Chrome doesn't send cookies after redirect

Strict cookies are not sent by the browser if the referrer is a different site. This will happen if the request is a redirect from a different site. Using lax will get around this issue, or you can make your site deal with not being able to access strict cookies on your first request.

I came across this issue recently and wrote more detail on strict cookies, referrers and redirects.

This issue is caused by hapi-auth-cookie not dealing yet with isSameSite (new feature of Hapi). We can set it manually, eg.

const server = new Hapi.Server(    connections: {        state: {            isSameSite: 'Lax'        }    });

But please consider that, by default you have 'Strict' option, and in many cases you may not want to change that value.

A recent version of Chrome was displaying this warning in the console:

A cookie associated with a cross-site resource at was set without the SameSite attribute. A future release of Chrome will only deliver cookies with cross-site requests if they are set with SameSite=None and Secure.
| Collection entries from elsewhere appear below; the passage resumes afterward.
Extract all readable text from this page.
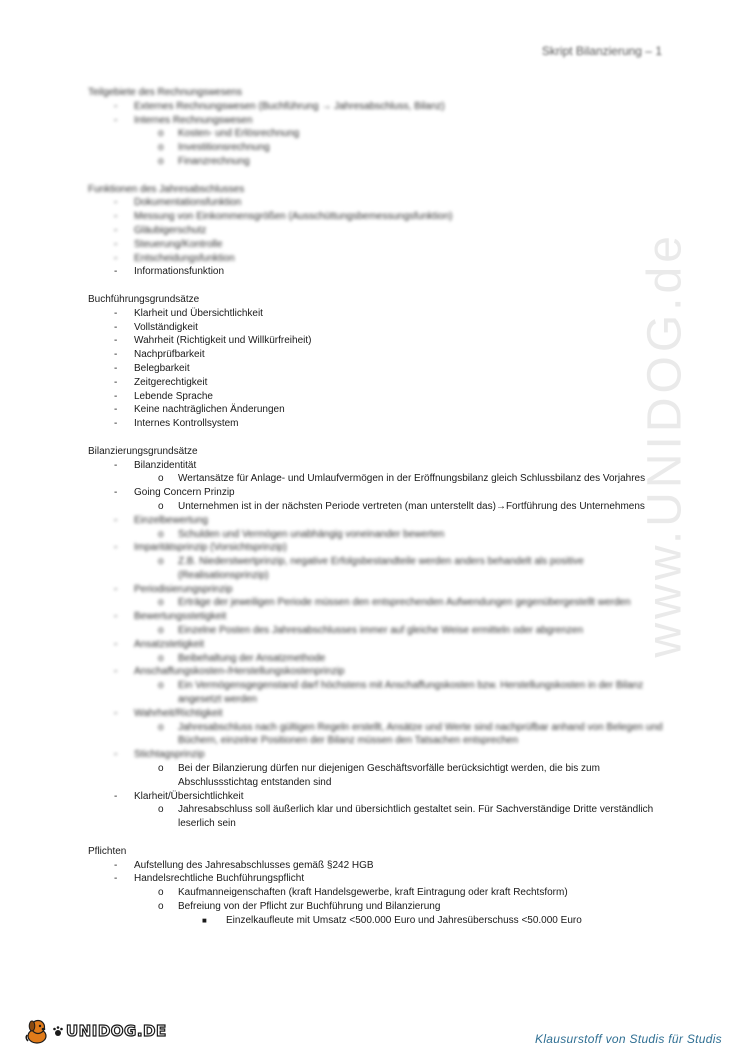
Skript Bilanzierung – 1
www.UNIDOG.de
Teilgebiete des Rechnungswesens
-	Externes Rechnungswesen (Buchführung → Jahresabschluss, Bilanz)
-	Internes Rechnungswesen
o	Kosten- und Erlösrechnung
o	Investitionsrechnung
o	Finanzrechnung
Funktionen des Jahresabschlusses
-	Dokumentationsfunktion
-	Messung von Einkommensgrößen (Ausschüttungsbemessungsfunktion)
-	Gläubigerschutz
-	Steuerung/Kontrolle
-	Entscheidungsfunktion
-	Informationsfunktion
Buchführungsgrundsätze
-	Klarheit und Übersichtlichkeit
-	Vollständigkeit
-	Wahrheit (Richtigkeit und Willkürfreiheit)
-	Nachprüfbarkeit
-	Belegbarkeit
-	Zeitgerechtigkeit
-	Lebende Sprache
-	Keine nachträglichen Änderungen
-	Internes Kontrollsystem
Bilanzierungsgrundsätze
-	Bilanzidentität
o	Wertansätze für Anlage- und Umlaufvermögen in der Eröffnungsbilanz gleich Schlussbilanz des Vorjahres
-	Going Concern Prinzip
o	Unternehmen ist in der nächsten Periode vertreten (man unterstellt das)→Fortführung des Unternehmens
-	Einzelbewertung
o	Schulden und Vermögen unabhängig voneinander bewerten
-	Imparitätsprinzip (Vorsichtsprinzip)
o	Z.B. Niederstwertprinzip, negative Erfolgsbestandteile werden anders behandelt als positive (Realisationsprinzip)
-	Periodisierungsprinzip
o	Erträge der jeweiligen Periode müssen den entsprechenden Aufwendungen gegenübergestellt werden
-	Bewertungsstetigkeit
o	Einzelne Posten des Jahresabschlusses immer auf gleiche Weise ermitteln oder abgrenzen
-	Ansatzstetigkeit
o	Beibehaltung der Ansatzmethode
-	Anschaffungskosten-/Herstellungskostenprinzip
o	Ein Vermögensgegenstand darf höchstens mit Anschaffungskosten bzw. Herstellungskosten in der Bilanz angesetzt werden
-	Wahrheit/Richtigkeit
o	Jahresabschluss nach gültigen Regeln erstellt, Ansätze und Werte sind nachprüfbar anhand von Belegen und Büchern, einzelne Positionen der Bilanz müssen den Tatsachen entsprechen
-	Stichtagsprinzip
o	Bei der Bilanzierung dürfen nur diejenigen Geschäftsvorfälle berücksichtigt werden, die bis zum Abschlussstichtag entstanden sind
-	Klarheit/Übersichtlichkeit
o	Jahresabschluss soll äußerlich klar und übersichtlich gestaltet sein. Für Sachverständige Dritte verständlich leserlich sein
Pflichten
-	Aufstellung des Jahresabschlusses gemäß §242 HGB
-	Handelsrechtliche Buchführungspflicht
o	Kaufmanneigenschaften (kraft Handelsgewerbe, kraft Eintragung oder kraft Rechtsform)
o	Befreiung von der Pflicht zur Buchführung und Bilanzierung
■	Einzelkaufleute mit Umsatz <500.000 Euro und Jahresüberschuss <50.000 Euro
UNIDOG.DE	Klausurstoff von Studis für Studis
My server redirects a user to an authentication server if they didn't have a valid cookie. Upon authentication, the user would be redirected back to my server with a validation code. If the code was verified, the user would be redirected again into the website with a valid cookie.

I added the SameSite=Secure option to the cookie but Chrome ignored the cookie after a redirect from the authentication server. Removing that option fixed the problem, but the warning still appears.